Y ese es el torbellino donde no dejará que entren en juego sus hijos, los percibe frágiles, y ha prometido que será una buena madre, que velará por sus sueños, mientras ese padre parece haberse jurado a sí mismo ser fiel a sus deseos, sin importarle el costo conseguirlo.
Por un tiempo lo acepta. Se vuelve una mujer de noches solitarias. Siente el olor del cuerpo que aún bañado intoxica con pieles desconocidas. Y las noches se extienden en meses y años donde la miran por la calle. No sabe cuáles de los rostros de niños que descubre desde cerca tienen algo del marido. Cuántos hijos habrá dejado ese hombre de bigote grueso y mentiras descarnadas.
“Mórbida”, ilustración de Paula Livio.
Una de esas mujeres se acerca una tarde, en una extrañada forma de familiaridad, y quiere acariciar el rostro de sus niños. La corre de un manotazo, aturdida, y la decisión llega repentina. Vuelve a la casa, cambia la cerradura y llama a la policía cuando el marido quiere derribar la puerta. Pero los oficiales apenas pueden, apenas hacen, mientras el hombre se lleva esos niños en su camioneta.
Luego de un rato el oficial le dice que es mejor que se lleve los niños, que el hombre es pura amenaza, y que solito volverá a traerlos.

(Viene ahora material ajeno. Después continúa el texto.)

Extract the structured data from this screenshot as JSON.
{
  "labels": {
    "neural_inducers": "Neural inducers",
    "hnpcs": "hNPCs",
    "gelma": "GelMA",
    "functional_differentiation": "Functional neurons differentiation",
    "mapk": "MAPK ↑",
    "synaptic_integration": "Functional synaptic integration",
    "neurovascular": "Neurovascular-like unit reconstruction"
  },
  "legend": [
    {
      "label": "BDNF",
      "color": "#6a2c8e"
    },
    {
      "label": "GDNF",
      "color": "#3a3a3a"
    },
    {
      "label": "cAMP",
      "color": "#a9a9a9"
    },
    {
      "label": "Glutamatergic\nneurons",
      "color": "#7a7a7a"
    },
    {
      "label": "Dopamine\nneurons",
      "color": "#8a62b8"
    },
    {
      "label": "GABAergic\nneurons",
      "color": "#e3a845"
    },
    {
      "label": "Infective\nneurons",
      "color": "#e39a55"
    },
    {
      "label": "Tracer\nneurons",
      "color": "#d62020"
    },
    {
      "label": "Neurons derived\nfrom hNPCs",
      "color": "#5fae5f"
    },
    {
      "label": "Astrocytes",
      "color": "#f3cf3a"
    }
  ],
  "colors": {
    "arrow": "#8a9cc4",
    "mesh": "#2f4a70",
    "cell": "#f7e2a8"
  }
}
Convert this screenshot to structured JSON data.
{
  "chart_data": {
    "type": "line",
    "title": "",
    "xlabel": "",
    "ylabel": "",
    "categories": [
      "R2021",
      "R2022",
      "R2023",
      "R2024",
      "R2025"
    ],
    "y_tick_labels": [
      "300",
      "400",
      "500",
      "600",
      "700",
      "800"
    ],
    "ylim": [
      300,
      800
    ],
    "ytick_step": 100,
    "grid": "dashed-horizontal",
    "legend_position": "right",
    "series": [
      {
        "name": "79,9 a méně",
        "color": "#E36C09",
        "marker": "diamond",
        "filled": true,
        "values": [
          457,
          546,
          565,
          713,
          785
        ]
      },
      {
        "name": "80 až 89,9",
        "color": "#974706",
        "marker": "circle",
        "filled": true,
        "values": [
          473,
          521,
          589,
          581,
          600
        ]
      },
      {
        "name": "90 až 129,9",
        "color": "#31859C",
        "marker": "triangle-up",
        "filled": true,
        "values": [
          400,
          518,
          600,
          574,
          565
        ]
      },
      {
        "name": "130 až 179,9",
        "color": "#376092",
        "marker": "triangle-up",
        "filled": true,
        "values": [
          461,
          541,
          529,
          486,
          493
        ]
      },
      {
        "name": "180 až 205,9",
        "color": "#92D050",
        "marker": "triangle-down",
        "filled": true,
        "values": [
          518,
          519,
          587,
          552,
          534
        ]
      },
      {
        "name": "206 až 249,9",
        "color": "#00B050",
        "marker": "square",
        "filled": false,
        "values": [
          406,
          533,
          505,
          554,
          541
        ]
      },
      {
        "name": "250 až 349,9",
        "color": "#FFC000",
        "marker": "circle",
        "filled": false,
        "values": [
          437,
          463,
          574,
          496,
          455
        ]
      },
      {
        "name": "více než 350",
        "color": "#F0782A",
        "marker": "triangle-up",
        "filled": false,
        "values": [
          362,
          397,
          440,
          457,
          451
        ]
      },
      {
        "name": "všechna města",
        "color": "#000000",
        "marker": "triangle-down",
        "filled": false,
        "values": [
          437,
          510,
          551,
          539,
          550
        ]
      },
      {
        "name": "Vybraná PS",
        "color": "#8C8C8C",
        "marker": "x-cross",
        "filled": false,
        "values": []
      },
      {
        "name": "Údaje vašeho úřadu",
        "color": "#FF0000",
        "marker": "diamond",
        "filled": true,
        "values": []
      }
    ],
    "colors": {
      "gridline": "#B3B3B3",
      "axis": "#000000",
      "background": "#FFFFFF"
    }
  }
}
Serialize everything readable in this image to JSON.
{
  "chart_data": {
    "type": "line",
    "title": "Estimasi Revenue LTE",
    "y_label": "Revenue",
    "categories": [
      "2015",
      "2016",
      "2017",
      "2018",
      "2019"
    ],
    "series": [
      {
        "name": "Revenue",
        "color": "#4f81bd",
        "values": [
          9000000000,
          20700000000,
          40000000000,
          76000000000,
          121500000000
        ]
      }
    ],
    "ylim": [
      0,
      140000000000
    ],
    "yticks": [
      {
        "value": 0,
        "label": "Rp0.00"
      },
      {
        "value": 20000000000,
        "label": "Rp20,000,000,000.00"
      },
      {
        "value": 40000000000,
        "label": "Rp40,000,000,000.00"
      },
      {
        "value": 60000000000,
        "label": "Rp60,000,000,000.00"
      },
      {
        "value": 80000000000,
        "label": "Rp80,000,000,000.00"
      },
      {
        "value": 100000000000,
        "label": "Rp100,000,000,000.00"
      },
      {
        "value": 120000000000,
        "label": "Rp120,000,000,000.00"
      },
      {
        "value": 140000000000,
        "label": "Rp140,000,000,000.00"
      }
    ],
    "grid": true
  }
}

Como si algo de eso la tranquilizara, y ese orden de cosas fuera válido para ella. Y nada de eso pasa. Y con los meses sólo consigue tenerlos algunos fines de semana, y allí sólo queda el deseo de volver, de romper todo lo que ya es nada. Y llama a sus padres, y eso.
Ha pasado el tiempo. Han sido varias las noches que los niños se pueden quedar con ella. El marido ha vuelto a transitar esas noches sin fin, que se puedan extender durante semanas, con un bigote empapado en vino y sexos innombrables. Los niños viven asustados, hasta que finalmente el más chico se hizo pis en la escuela. Y la llaman por teléfono, y la directora le dice que llamó al padre y sólo obtuvo una señal de teléfono apagada, o luego confesará que no pudo entender lo que dijo. O dijo que llamen a la madre, y aquí estamos, dijo la mujer. Y la directora le pide una muda de ropa, que Bobby lleva, escurriendo sus lágrimas en el taxi de un vecino, en abrazarle y decirle que le hable, y el niño que no reacciona, y solo en la vuelta a casa le dice que tiene miedo, que todo se va mal en la casa de papá, que hace días que comen con los vecinos, que les llegan comidas recalentadas y con un extraño sabor. Han comido con el hermano frente a los dibujos animados, y hasta vieron unas películas de tiros y terrores nocturnos.
Bobby lo cambia antes de salir, y en el camino esa confesión la lleva a la casa del marido, y esperan juntos al hermano, y lo reciben, y su resistencia a un afecto. Ella le sirve un vaso de gaseosa, un sándwich. Lo piensa, pone las ropas en bolsas de consorcio y se los lleva de ese lugar para siempre.